Oggi è il compleanno del Dalai Lama. Sono felice di poterlo festeggiare e sono certo di rivederlo ancora. Il modo migliore per festeggiarlo è quello di dedicare un pensiero al suo popolo che crede in lui. Non regali direbbe sua Santità ma opere di bene, cioè compassione con i tibetani, con ogni popolo e minoranza oppressa e con ogni umanità che ancora abita il nostro pianeta.

Mi è stato chiesto cosa si può fare e cosa può cambiare le cose.

Sono convinto che non saranno le nazioni quelle che cambieranno il destino del popolo tibetano, perché oggi domina il sovranismo, cioè a casa nostra facciamo quello che vogliamo e gli altri si arrangino. Ognuno calpesti le proprie minoranze senza interferenze, e se alla Cina non è stato chiesto di far cessare la repressione in Tibet, o anche semplicemente di permettere l’accesso dei giornalisti, quando la Cina non era la potenza economica che è oggi, figuriamoci, se nell’intreccio economico che lega il mondo, qualcuno avrà ancora il coraggio di alzarsi per chiedere il rispetto dei diritti umani, anzi nemmeno il coraggio di accogliere il Dalai Lama.

A cambiare il futuro del popolo tibetano possono concorrere solo i tibetani e i cinesi: i tibetani se continueranno a resistere con la loro cultura e con la loro spiritualità alla omologazione all’unico pensiero e mercato, e i cinesi se capiranno che i loro diritti e la loro libertà vanno di pari passo con il riconoscimento dei diritti e della libertà di ogni minoranza.

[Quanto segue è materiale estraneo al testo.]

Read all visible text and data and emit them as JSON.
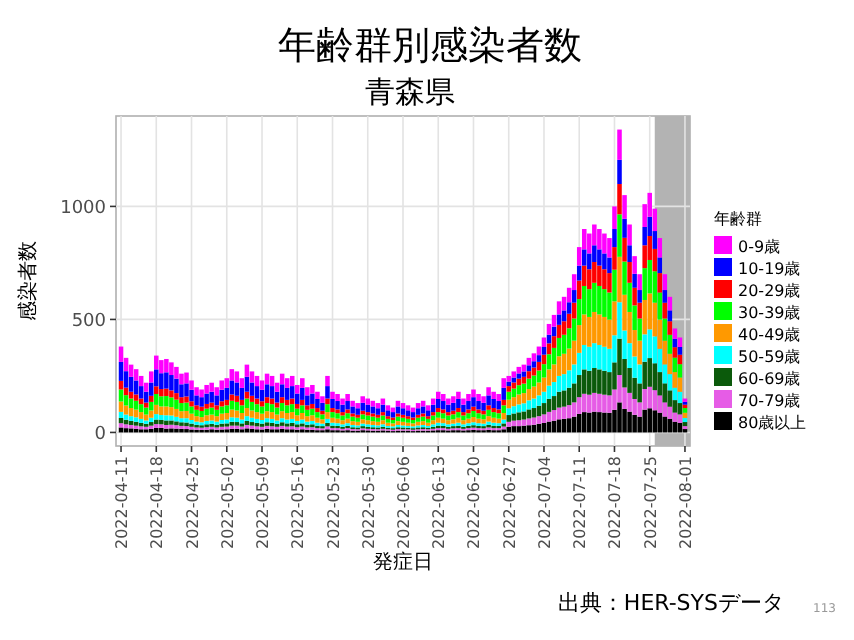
{
  "chart_data": {
    "type": "bar",
    "stacked": true,
    "title": "年齢群別感染者数",
    "subtitle": "青森県",
    "xlabel": "発症日",
    "ylabel": "感染者数",
    "legend_title": "年齢群",
    "legend": "right",
    "grid": true,
    "annotations": [
      "出典：HER-SYSデータ",
      "113"
    ],
    "xlim": [
      "2022-04-10",
      "2022-08-02"
    ],
    "xticks": [
      "2022-04-11",
      "2022-04-18",
      "2022-04-25",
      "2022-05-02",
      "2022-05-09",
      "2022-05-16",
      "2022-05-23",
      "2022-05-30",
      "2022-06-06",
      "2022-06-13",
      "2022-06-20",
      "2022-06-27",
      "2022-07-04",
      "2022-07-11",
      "2022-07-18",
      "2022-07-25",
      "2022-08-01"
    ],
    "ylim": [
      -60,
      1400
    ],
    "yticks": [
      0,
      500,
      1000
    ],
    "bands": [
      {
        "axis": "x",
        "from": "2022-07-26",
        "to": "2022-08-02",
        "color": "#b3b3b3"
      }
    ],
    "x": [
      "2022-04-11",
      "2022-04-12",
      "2022-04-13",
      "2022-04-14",
      "2022-04-15",
      "2022-04-16",
      "2022-04-17",
      "2022-04-18",
      "2022-04-19",
      "2022-04-20",
      "2022-04-21",
      "2022-04-22",
      "2022-04-23",
      "2022-04-24",
      "2022-04-25",
      "2022-04-26",
      "2022-04-27",
      "2022-04-28",
      "2022-04-29",
      "2022-04-30",
      "2022-05-01",
      "2022-05-02",
      "2022-05-03",
      "2022-05-04",
      "2022-05-05",
      "2022-05-06",
      "2022-05-07",
      "2022-05-08",
      "2022-05-09",
      "2022-05-10",
      "2022-05-11",
      "2022-05-12",
      "2022-05-13",
      "2022-05-14",
      "2022-05-15",
      "2022-05-16",
      "2022-05-17",
      "2022-05-18",
      "2022-05-19",
      "2022-05-20",
      "2022-05-21",
      "2022-05-22",
      "2022-05-23",
      "2022-05-24",
      "2022-05-25",
      "2022-05-26",
      "2022-05-27",
      "2022-05-28",
      "2022-05-29",
      "2022-05-30",
      "2022-05-31",
      "2022-06-01",
      "2022-06-02",
      "2022-06-03",
      "2022-06-04",
      "2022-06-05",
      "2022-06-06",
      "2022-06-07",
      "2022-06-08",
      "2022-06-09",
      "2022-06-10",
      "2022-06-11",
      "2022-06-12",
      "2022-06-13",
      "2022-06-14",
      "2022-06-15",
      "2022-06-16",
      "2022-06-17",
      "2022-06-18",
      "2022-06-19",
      "2022-06-20",
      "2022-06-21",
      "2022-06-22",
      "2022-06-23",
      "2022-06-24",
      "2022-06-25",
      "2022-06-26",
      "2022-06-27",
      "2022-06-28",
      "2022-06-29",
      "2022-06-30",
      "2022-07-01",
      "2022-07-02",
      "2022-07-03",
      "2022-07-04",
      "2022-07-05",
      "2022-07-06",
      "2022-07-07",
      "2022-07-08",
      "2022-07-09",
      "2022-07-10",
      "2022-07-11",
      "2022-07-12",
      "2022-07-13",
      "2022-07-14",
      "2022-07-15",
      "2022-07-16",
      "2022-07-17",
      "2022-07-18",
      "2022-07-19",
      "2022-07-20",
      "2022-07-21",
      "2022-07-22",
      "2022-07-23",
      "2022-07-24",
      "2022-07-25",
      "2022-07-26",
      "2022-07-27",
      "2022-07-28",
      "2022-07-29",
      "2022-07-30",
      "2022-07-31",
      "2022-08-01"
    ],
    "series": [
      {
        "name": "80歳以上",
        "color": "#000000",
        "values": [
          22,
          19,
          18,
          16,
          14,
          14,
          16,
          20,
          20,
          17,
          18,
          17,
          16,
          15,
          13,
          12,
          11,
          12,
          14,
          12,
          13,
          14,
          16,
          16,
          14,
          18,
          16,
          14,
          13,
          16,
          14,
          14,
          16,
          14,
          14,
          12,
          14,
          12,
          12,
          10,
          10,
          14,
          10,
          10,
          9,
          10,
          8,
          8,
          10,
          9,
          8,
          8,
          9,
          8,
          6,
          8,
          8,
          8,
          6,
          8,
          8,
          8,
          9,
          10,
          10,
          9,
          10,
          10,
          9,
          10,
          11,
          10,
          10,
          12,
          10,
          10,
          14,
          25,
          28,
          28,
          30,
          32,
          34,
          38,
          42,
          48,
          52,
          58,
          60,
          63,
          70,
          82,
          90,
          88,
          92,
          90,
          88,
          87,
          100,
          133,
          104,
          92,
          78,
          70,
          101,
          107,
          98,
          87,
          70,
          60,
          47,
          42,
          15
        ]
      },
      {
        "name": "70-79歳",
        "color": "#e65ce6",
        "values": [
          19,
          17,
          15,
          14,
          13,
          11,
          14,
          17,
          16,
          16,
          16,
          15,
          13,
          13,
          12,
          10,
          10,
          11,
          11,
          10,
          12,
          12,
          14,
          14,
          12,
          15,
          14,
          13,
          12,
          13,
          13,
          11,
          13,
          12,
          13,
          11,
          12,
          10,
          11,
          9,
          8,
          13,
          9,
          9,
          7,
          9,
          7,
          6,
          8,
          7,
          7,
          6,
          7,
          6,
          6,
          7,
          6,
          6,
          6,
          6,
          7,
          6,
          7,
          9,
          9,
          7,
          8,
          9,
          7,
          9,
          10,
          9,
          8,
          10,
          9,
          9,
          12,
          22,
          24,
          26,
          27,
          30,
          32,
          34,
          38,
          43,
          47,
          52,
          54,
          58,
          63,
          74,
          81,
          79,
          83,
          81,
          79,
          77,
          90,
          121,
          95,
          83,
          70,
          63,
          91,
          95,
          89,
          77,
          63,
          54,
          41,
          38,
          13
        ]
      },
      {
        "name": "60-69歳",
        "color": "#0b5a0b",
        "values": [
          23,
          20,
          18,
          17,
          15,
          13,
          16,
          20,
          19,
          20,
          19,
          17,
          16,
          16,
          14,
          12,
          11,
          13,
          13,
          12,
          14,
          14,
          17,
          16,
          14,
          18,
          16,
          15,
          14,
          16,
          15,
          13,
          16,
          14,
          15,
          13,
          14,
          12,
          13,
          11,
          10,
          15,
          11,
          10,
          9,
          10,
          8,
          8,
          10,
          9,
          8,
          8,
          9,
          7,
          7,
          8,
          8,
          7,
          7,
          8,
          8,
          7,
          9,
          11,
          10,
          9,
          10,
          11,
          9,
          10,
          11,
          10,
          10,
          12,
          11,
          10,
          14,
          30,
          32,
          35,
          36,
          40,
          42,
          46,
          50,
          58,
          62,
          70,
          72,
          77,
          84,
          98,
          108,
          106,
          110,
          108,
          106,
          103,
          120,
          161,
          126,
          110,
          94,
          84,
          121,
          127,
          119,
          103,
          84,
          72,
          55,
          50,
          18
        ]
      },
      {
        "name": "50-59歳",
        "color": "#00ffff",
        "values": [
          27,
          23,
          21,
          20,
          18,
          15,
          19,
          24,
          22,
          23,
          22,
          20,
          18,
          19,
          16,
          14,
          13,
          15,
          15,
          14,
          16,
          17,
          20,
          19,
          17,
          21,
          19,
          18,
          16,
          18,
          18,
          15,
          18,
          17,
          18,
          15,
          17,
          14,
          15,
          13,
          11,
          18,
          13,
          12,
          11,
          12,
          10,
          9,
          11,
          11,
          10,
          9,
          11,
          8,
          8,
          10,
          9,
          8,
          8,
          9,
          10,
          8,
          11,
          13,
          12,
          11,
          11,
          13,
          11,
          12,
          13,
          12,
          11,
          14,
          13,
          12,
          17,
          30,
          32,
          35,
          36,
          40,
          42,
          46,
          50,
          58,
          62,
          70,
          72,
          77,
          84,
          98,
          108,
          106,
          110,
          108,
          106,
          103,
          120,
          161,
          126,
          110,
          94,
          84,
          121,
          127,
          119,
          103,
          84,
          72,
          55,
          50,
          18
        ]
      },
      {
        "name": "40-49歳",
        "color": "#ff9900",
        "values": [
          46,
          40,
          36,
          34,
          30,
          26,
          32,
          41,
          38,
          39,
          37,
          35,
          31,
          32,
          28,
          24,
          23,
          25,
          26,
          24,
          28,
          29,
          34,
          32,
          29,
          36,
          32,
          30,
          28,
          31,
          30,
          26,
          31,
          29,
          30,
          25,
          29,
          24,
          25,
          22,
          19,
          30,
          22,
          20,
          18,
          20,
          17,
          16,
          19,
          18,
          17,
          16,
          18,
          14,
          13,
          17,
          16,
          14,
          13,
          16,
          17,
          14,
          18,
          22,
          20,
          18,
          19,
          22,
          18,
          20,
          23,
          20,
          19,
          24,
          22,
          20,
          29,
          38,
          40,
          44,
          45,
          50,
          53,
          57,
          63,
          72,
          78,
          87,
          90,
          96,
          105,
          123,
          135,
          132,
          138,
          135,
          132,
          129,
          150,
          201,
          158,
          138,
          117,
          105,
          152,
          159,
          149,
          129,
          105,
          90,
          69,
          63,
          23
        ]
      },
      {
        "name": "30-39歳",
        "color": "#00ff00",
        "values": [
          53,
          46,
          42,
          39,
          35,
          31,
          38,
          48,
          45,
          46,
          43,
          41,
          36,
          37,
          32,
          28,
          27,
          29,
          31,
          28,
          32,
          34,
          39,
          38,
          34,
          42,
          38,
          35,
          32,
          36,
          35,
          31,
          36,
          34,
          35,
          29,
          34,
          28,
          29,
          25,
          22,
          35,
          25,
          24,
          21,
          24,
          20,
          18,
          22,
          21,
          20,
          18,
          21,
          17,
          15,
          20,
          18,
          17,
          15,
          18,
          20,
          17,
          21,
          25,
          24,
          21,
          22,
          25,
          21,
          24,
          27,
          24,
          22,
          28,
          25,
          24,
          34,
          35,
          38,
          41,
          42,
          46,
          49,
          53,
          59,
          67,
          73,
          81,
          84,
          90,
          98,
          115,
          126,
          123,
          129,
          126,
          123,
          120,
          140,
          188,
          147,
          129,
          109,
          98,
          141,
          148,
          139,
          120,
          98,
          84,
          64,
          59,
          21
        ]
      },
      {
        "name": "20-29歳",
        "color": "#ff0000",
        "values": [
          38,
          33,
          30,
          28,
          25,
          22,
          27,
          34,
          32,
          33,
          31,
          29,
          26,
          27,
          23,
          20,
          19,
          21,
          22,
          20,
          23,
          24,
          28,
          27,
          24,
          30,
          27,
          25,
          23,
          26,
          25,
          22,
          26,
          24,
          25,
          21,
          24,
          20,
          21,
          18,
          16,
          25,
          18,
          17,
          15,
          17,
          14,
          13,
          16,
          15,
          14,
          13,
          15,
          12,
          11,
          14,
          13,
          12,
          11,
          13,
          14,
          12,
          15,
          18,
          17,
          15,
          16,
          18,
          15,
          17,
          19,
          17,
          16,
          20,
          18,
          17,
          24,
          25,
          27,
          29,
          30,
          33,
          35,
          38,
          42,
          48,
          52,
          58,
          60,
          64,
          70,
          82,
          90,
          88,
          92,
          90,
          88,
          86,
          100,
          134,
          105,
          92,
          78,
          70,
          101,
          106,
          99,
          86,
          70,
          60,
          46,
          42,
          15
        ]
      },
      {
        "name": "10-19歳",
        "color": "#0000ff",
        "values": [
          84,
          73,
          66,
          62,
          55,
          48,
          59,
          75,
          70,
          72,
          68,
          64,
          57,
          58,
          51,
          44,
          42,
          46,
          48,
          44,
          51,
          53,
          62,
          59,
          53,
          66,
          59,
          55,
          51,
          57,
          55,
          48,
          57,
          53,
          55,
          46,
          53,
          44,
          46,
          40,
          35,
          55,
          40,
          37,
          33,
          37,
          31,
          29,
          35,
          33,
          31,
          29,
          33,
          26,
          24,
          31,
          29,
          26,
          24,
          29,
          31,
          26,
          33,
          40,
          37,
          33,
          35,
          40,
          33,
          37,
          42,
          37,
          35,
          44,
          40,
          37,
          53,
          20,
          22,
          23,
          24,
          26,
          28,
          30,
          34,
          38,
          42,
          46,
          48,
          51,
          56,
          66,
          72,
          70,
          74,
          72,
          70,
          69,
          80,
          107,
          84,
          74,
          62,
          56,
          81,
          85,
          79,
          69,
          56,
          48,
          37,
          34,
          12
        ]
      },
      {
        "name": "0-9歳",
        "color": "#ff00ff",
        "values": [
          68,
          59,
          54,
          50,
          45,
          40,
          49,
          61,
          58,
          59,
          56,
          52,
          47,
          48,
          41,
          36,
          34,
          38,
          40,
          36,
          41,
          43,
          50,
          49,
          43,
          54,
          49,
          45,
          41,
          47,
          45,
          40,
          47,
          43,
          45,
          38,
          43,
          36,
          38,
          32,
          29,
          45,
          32,
          31,
          27,
          31,
          25,
          23,
          29,
          27,
          25,
          23,
          27,
          22,
          20,
          25,
          23,
          22,
          20,
          23,
          25,
          22,
          27,
          32,
          31,
          27,
          29,
          32,
          27,
          31,
          34,
          31,
          29,
          36,
          32,
          31,
          43,
          25,
          27,
          29,
          30,
          33,
          35,
          38,
          42,
          48,
          52,
          58,
          60,
          64,
          70,
          82,
          90,
          88,
          92,
          90,
          88,
          86,
          100,
          134,
          105,
          92,
          78,
          70,
          101,
          106,
          99,
          86,
          70,
          60,
          46,
          42,
          15
        ]
      }
    ]
  }
}
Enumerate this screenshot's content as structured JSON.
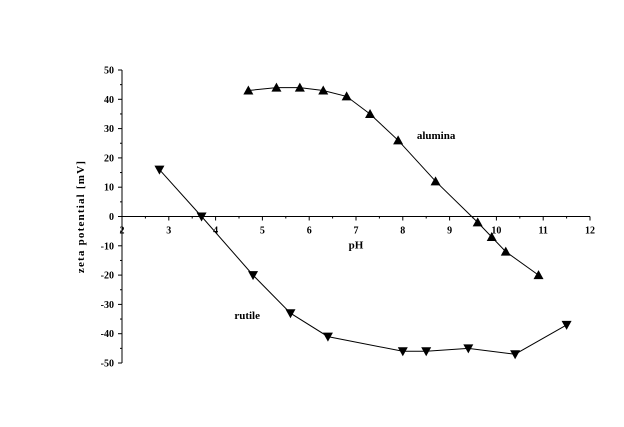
{
  "chart_data": {
    "type": "line",
    "xlabel": "pH",
    "ylabel": "zeta potential [mV]",
    "xlim": [
      2,
      12
    ],
    "ylim": [
      -50,
      50
    ],
    "xticks": [
      2,
      3,
      4,
      5,
      6,
      7,
      8,
      9,
      10,
      11,
      12
    ],
    "yticks": [
      -50,
      -40,
      -30,
      -20,
      -10,
      0,
      10,
      20,
      30,
      40,
      50
    ],
    "grid": false,
    "legend": "none",
    "series": [
      {
        "name": "alumina",
        "marker": "triangle-up",
        "color": "#000000",
        "x": [
          4.7,
          5.3,
          5.8,
          6.3,
          6.8,
          7.3,
          7.9,
          8.7,
          9.6,
          9.9,
          10.2,
          10.9
        ],
        "y": [
          43,
          44,
          44,
          43,
          41,
          35,
          26,
          12,
          -2,
          -7,
          -12,
          -20
        ]
      },
      {
        "name": "rutile",
        "marker": "triangle-down",
        "color": "#000000",
        "x": [
          2.8,
          3.7,
          4.8,
          5.6,
          6.4,
          8.0,
          8.5,
          9.4,
          10.4,
          11.5
        ],
        "y": [
          16,
          0,
          -20,
          -33,
          -41,
          -46,
          -46,
          -45,
          -47,
          -37
        ]
      }
    ],
    "annotations": [
      {
        "text": "alumina",
        "x": 8.3,
        "y": 26.5
      },
      {
        "text": "rutile",
        "x": 4.4,
        "y": -35
      }
    ]
  }
}
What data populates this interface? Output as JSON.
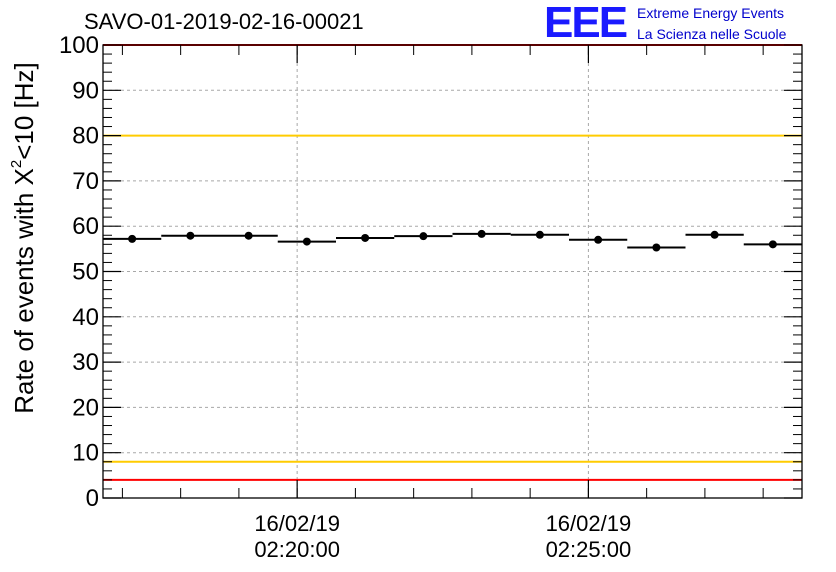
{
  "chart_data": {
    "type": "scatter",
    "title": "SAVO-01-2019-02-16-00021",
    "ylabel_prefix": "Rate of events with X",
    "ylabel_sup": "2",
    "ylabel_suffix": "<10 [Hz]",
    "xlabel": "",
    "ylim": [
      0,
      100
    ],
    "yticks": [
      0,
      10,
      20,
      30,
      40,
      50,
      60,
      70,
      80,
      90,
      100
    ],
    "xlim": [
      0,
      12
    ],
    "xtick_labels": [
      {
        "x": 3.333,
        "date": "16/02/19",
        "time": "02:20:00"
      },
      {
        "x": 8.333,
        "date": "16/02/19",
        "time": "02:25:00"
      }
    ],
    "series": [
      {
        "name": "rate",
        "x": [
          0.5,
          1.5,
          2.5,
          3.5,
          4.5,
          5.5,
          6.5,
          7.5,
          8.5,
          9.5,
          10.5,
          11.5
        ],
        "values": [
          57.2,
          57.9,
          57.9,
          56.6,
          57.4,
          57.8,
          58.3,
          58.1,
          57.0,
          55.3,
          58.1,
          56.0
        ],
        "x_halfwidth": 0.5
      }
    ],
    "reference_lines": [
      {
        "y": 100,
        "color": "#ff0000"
      },
      {
        "y": 80,
        "color": "#ffcc00"
      },
      {
        "y": 8,
        "color": "#ffcc00"
      },
      {
        "y": 4,
        "color": "#ff0000"
      }
    ],
    "grid": true
  },
  "logo": {
    "mark": "EEE",
    "line1": "Extreme Energy Events",
    "line2": "La Scienza nelle Scuole"
  }
}
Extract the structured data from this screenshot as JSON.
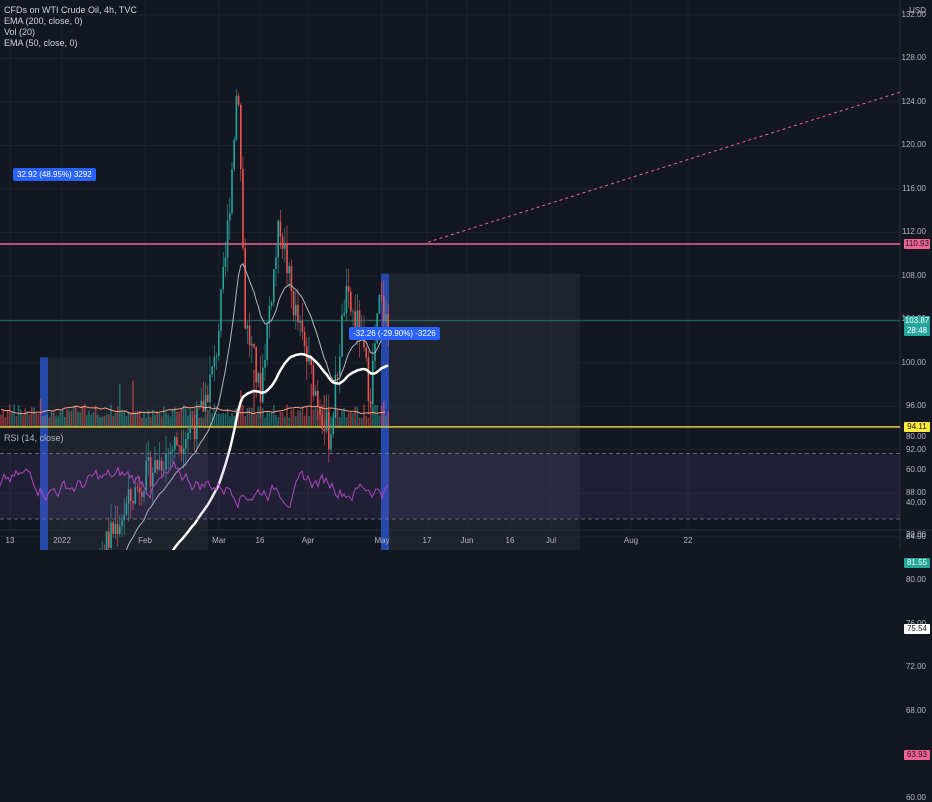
{
  "header": {
    "symbol_line": "CFDs on WTI Crude Oil, 4h, TVC",
    "indicators": [
      "EMA (200, close, 0)",
      "Vol (20)",
      "EMA (50, close, 0)"
    ],
    "currency": "USD"
  },
  "rsi_label": "RSI (14, close)",
  "price_axis": [
    "132.00",
    "128.00",
    "124.00",
    "120.00",
    "116.00",
    "112.00",
    "108.00",
    "104.00",
    "100.00",
    "96.00",
    "92.00",
    "88.00",
    "84.00",
    "80.00",
    "76.00",
    "72.00",
    "68.00",
    "64.00",
    "60.00"
  ],
  "rsi_axis": [
    "80.00",
    "60.00",
    "40.00",
    "20.00"
  ],
  "badges": [
    {
      "text": "110.93",
      "bg": "#f06292",
      "fg": "#131722"
    },
    {
      "text": "103.87",
      "bg": "#26a69a",
      "fg": "#ffffff"
    },
    {
      "text": "28:48",
      "bg": "#26a69a",
      "fg": "#ffffff"
    },
    {
      "text": "94.11",
      "bg": "#ffeb3b",
      "fg": "#131722"
    },
    {
      "text": "81.55",
      "bg": "#26a69a",
      "fg": "#ffffff"
    },
    {
      "text": "75.54",
      "bg": "#ffffff",
      "fg": "#131722"
    },
    {
      "text": "63.93",
      "bg": "#f06292",
      "fg": "#131722"
    }
  ],
  "time_axis": [
    "13",
    "2022",
    "Feb",
    "Mar",
    "16",
    "Apr",
    "May",
    "17",
    "Jun",
    "16",
    "Jul",
    "Aug",
    "22"
  ],
  "measurements": {
    "rise": "32.92 (48.95%) 3292",
    "drop": "-32.26 (-29.90%) -3226"
  },
  "colors": {
    "background": "#131722",
    "up": "#26a69a",
    "down": "#ef5350",
    "ema200": "#ffffff",
    "ema50": "#d1d4dc",
    "resistance": "#f06292",
    "support_yellow": "#ffeb3b",
    "support_teal": "#26a69a",
    "rsi_line": "#9c27b0",
    "measure": "#2962ff"
  }
}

Se si capirà che c’è più futuro in quel millenario popolo che abita il tetto del mondo che in tutte le capitali e le periferie disastrate di questo mondo.

Quanto invece a quello che possiamo fare noi sono semplicemente due cose: la prima, non smettere di pretendere che nell’agenda politica (dal nostro quartiere alle nazioni) ci siano i diritti umani e non solo gli interessi economici, e chiedendo che venga riconosciuta l’autonomia ad un popolo prezioso patrimonio dell’umanità, a partire dall’accoglienza del Dalai Lama e del suo messaggio.

La seconda: non girare la faccia da un’altra parte quando vediamo annegare nel Mediterraneo i migranti in cerca di un futuro (e con loro la nostra celebrata civiltà). Perché se nel 1959 l’India avesse chiuso i propri confini come oggi tutti stanno facendo, anche il Dalai Lama e con lui le migliaia di tibetani che fuggivano dall’occupazione militare e dalla feroce repressione sarebbero “annegati” sulle montagne dell’Himalaya o nelle carceri cinesi.

Averlo accolto ha permesso al mondo di avere un formidabile testimone di pace e nonviolenza e ai tibetani di avere una guida politica e spirituale in cui riconoscersi e con cui coltivare una speranza .

Per questo non posso che festeggiare questo giorno e augurare lunga vita al Dalai Lama.